Mark Carney, Governor of the Bank of England, brought some sunshine into lives across the United Kingdom with news of the economy’s growth, lower inflation and declining unemployment.
Downsides to this news — and we have to consider them — is that growth, lower inflation and rising employment should herald a change to the very low interest rates that have helped to mitigate against inflationary pressures that we’ve had over the last few years.
The question I’m interested in is — on behalf of all businesses here in Hertfordshire — when will the Bank of England raise the interest rate? The Governor was clear that the Bank will consider a rise when unemployment falls to 7 per cent. When’s that likely to be? There is some speculation that this will be mid 2015, but perhaps a more realistic expectation will be end 2016.
There is so much riding on rising interest rates, available cash for investment, current productivity levels and household cash for spending in the economy.
What will this mean for local businesses? In a Bank of England briefing to East of England businesses a few days ago, its East of England agent, Phil Eckersley, pointed out that the lending to SMEs was contracting at a faster rate than previously; a concern for the Bank. For smaller businesses however, there has been slightly cheaper financing; credit costs have improved for them.
Business investment and intentions are showing signs of improving. Our export prospects look quite good, despite a recent dip. But we’re still not exporting our way out. What could damage our export prospects is the strengthening of the Stirling on world money markets.
New employment growth is easing back; businesses are beginning to mop up capacity to improve productivity. Companies are expecting output to increase and demand for employment to outstrip jobs. Hopefully this will be a short-lived trend, particularly here in Hertfordshire.
Wages have seen no real change. Private sector earnings are subdued; bonuses are lower too. Prices are likely to rise, but this won’t affect wages.

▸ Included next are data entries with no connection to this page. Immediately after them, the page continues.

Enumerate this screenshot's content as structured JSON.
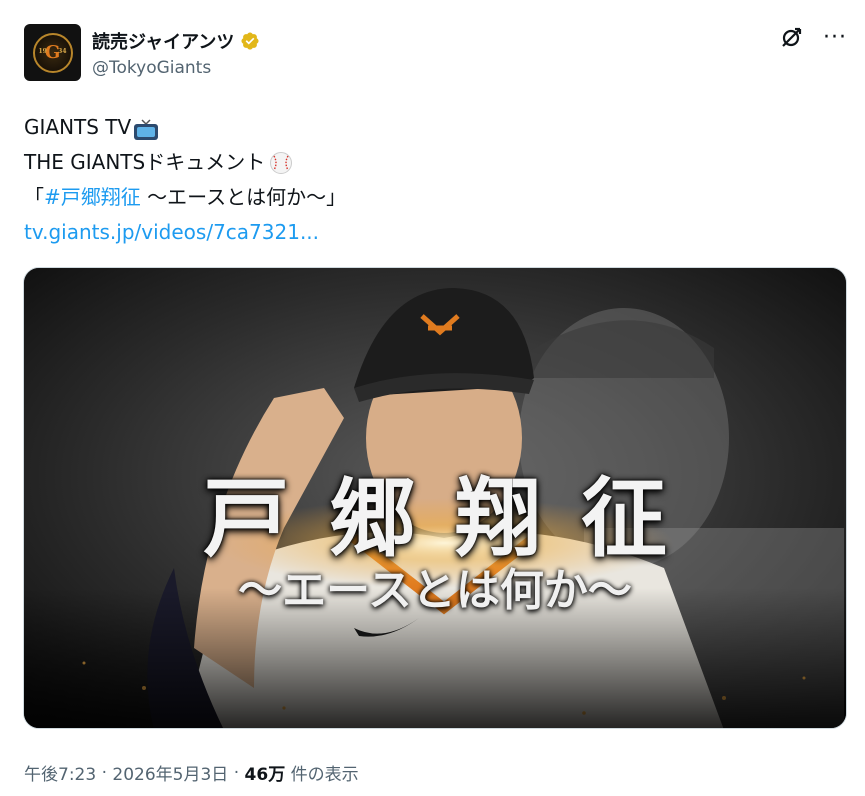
{
  "author": {
    "display_name": "読売ジャイアンツ",
    "handle": "@TokyoGiants",
    "avatar_icon": "giants-logo-icon",
    "verified_icon": "verified-badge-icon",
    "verified_color": "#e2b719"
  },
  "actions": {
    "grok_icon": "grok-icon",
    "more_icon": "more-options-icon"
  },
  "tweet": {
    "line1_text": "GIANTS TV",
    "line1_emoji": "tv-emoji",
    "line2_text": "THE GIANTSドキュメント",
    "line2_emoji": "baseball-emoji",
    "line3_open": "「",
    "line3_hashtag": "#戸郷翔征",
    "line3_rest": " 〜エースとは何か〜」",
    "link": "tv.giants.jp/videos/7ca7321..."
  },
  "media": {
    "title": "戸郷翔征",
    "subtitle": "〜エースとは何か〜"
  },
  "meta": {
    "time": "午後7:23",
    "sep1": " · ",
    "date": "2026年5月3日",
    "sep2": " · ",
    "views": "46万",
    "views_label": " 件の表示"
  },
  "colors": {
    "link_blue": "#1d9bf0",
    "secondary_text": "#536471",
    "giants_orange": "#e07b1f"
  }
}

We are consuming more than we’re earning. This means we’re saving less, which itself means we are feeling much more confident about the future. One indicator of this is the strengthening new car market; we’re rewarding ourselves now.
For household borrowings, which affect money flow into the local economy, there have been some cheap deals on personal loan rates. Housing affordability is a key factor, and while there has been rumour of a housing market bubble in response to Help to Buy initiatives, it is thought that this is highly unlikely; although hotspot overheating might occur in one or two places, such as London.
Britain might be an island, but we’re not immune to less positive recovery headwinds from other continents. Here in Hertfordshire, we must actively encourage micro business ambition, help SMEs where we can pursue finance options such as capital grants and to recruit from the local labour pool, and constantly find ways to create jobs for school leavers.